Grave del Friuli, vast doc zone in the friuli region of north-east Italy which sprawls across the southern portion of the provinces of Pordenone and Udine (with the largest portion in the former). This is flatland whose gravel- and sand-based soil has been deposited over the millennia by the many rivers and streams that cross the territory before adding their waters to the Adriatic. It owes its name to the same etymological root as the gravelly graves region of Bordeaux in France.

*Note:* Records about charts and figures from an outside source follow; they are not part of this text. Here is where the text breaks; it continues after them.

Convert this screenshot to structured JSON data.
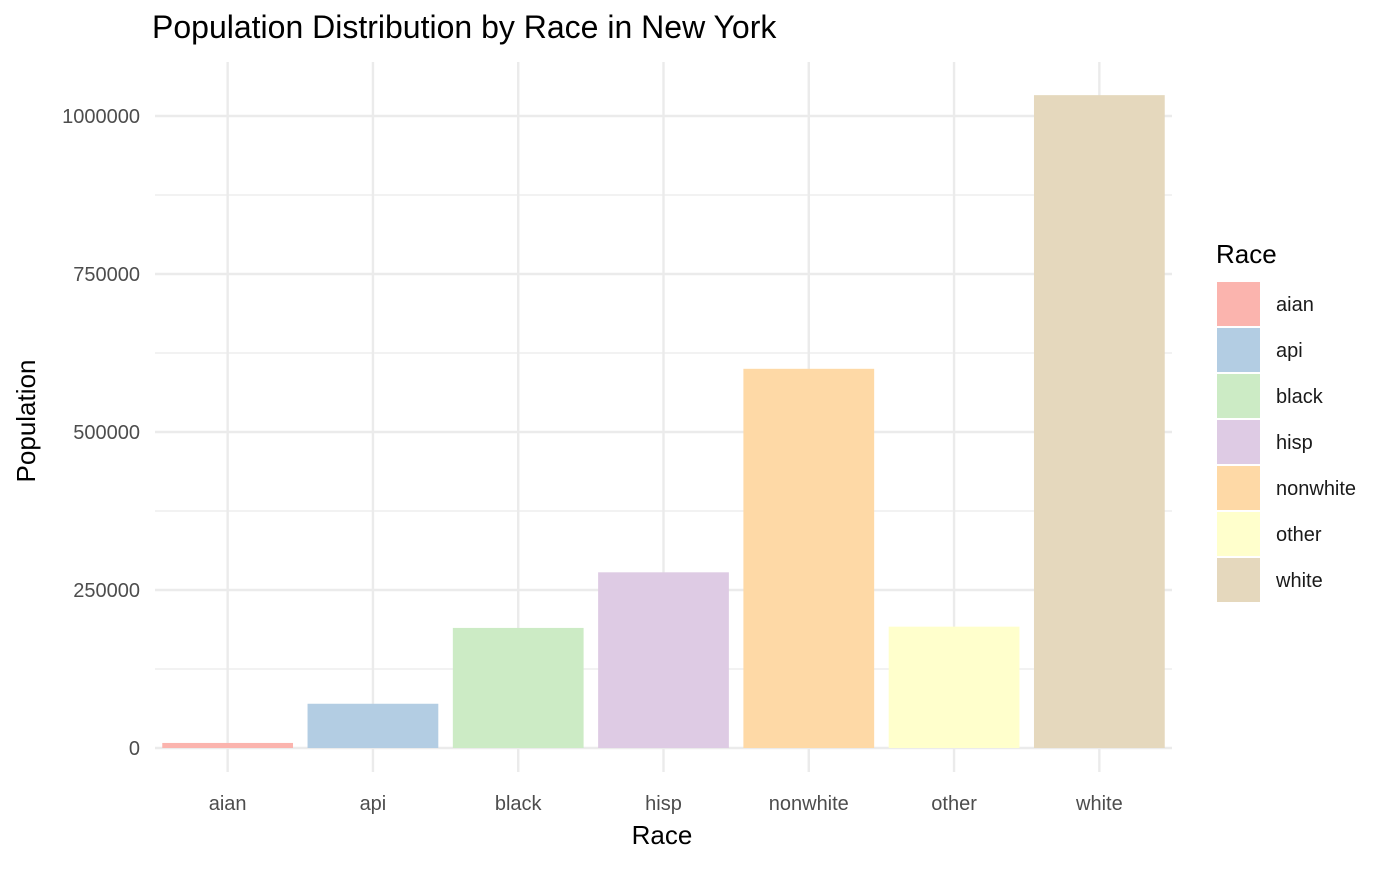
{
  "chart_data": {
    "type": "bar",
    "title": "Population Distribution by Race in New York",
    "xlabel": "Race",
    "ylabel": "Population",
    "categories": [
      "aian",
      "api",
      "black",
      "hisp",
      "nonwhite",
      "other",
      "white"
    ],
    "values": [
      8000,
      70000,
      190000,
      278000,
      600000,
      192000,
      1033000
    ],
    "colors": [
      "#FBB4AE",
      "#B3CDE3",
      "#CCEBC5",
      "#DECBE4",
      "#FED9A6",
      "#FFFFCC",
      "#E5D8BD"
    ],
    "ylim": [
      0,
      1080000
    ],
    "yticks": [
      0,
      250000,
      500000,
      750000,
      1000000
    ],
    "ytick_labels": [
      "0",
      "250000",
      "500000",
      "750000",
      "1000000"
    ],
    "grid": true,
    "legend": {
      "title": "Race",
      "position": "right",
      "entries": [
        "aian",
        "api",
        "black",
        "hisp",
        "nonwhite",
        "other",
        "white"
      ]
    }
  }
}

The DOC, with 4,300 ha/10,620 acres of vineyard, is responsible for more than 50% of Friuli’s output, and is so large (it includes seven out of the ten Friuli DOCs) that it is more akin to an igt than anything else. Exceptionally high permitted yields (13 tonnes/ha or 91 hl/ha) make it difficult to see how the DOC contributes to good-quality wine production here. And although it encapsulates other, smaller DOCs, their production rules are generally not much more restrictive so that Grave del Friuli cannot even be used by producers for declassified wines. Almost all international varieties are grown here, with piercingly herbaceous Sauvignon Blanc once being the DOC’s flagship but now encountering fierce international competition. That is not to say that the DOC is unsuitable for the production of high-quality wines, but its formidable size precludes generalizations.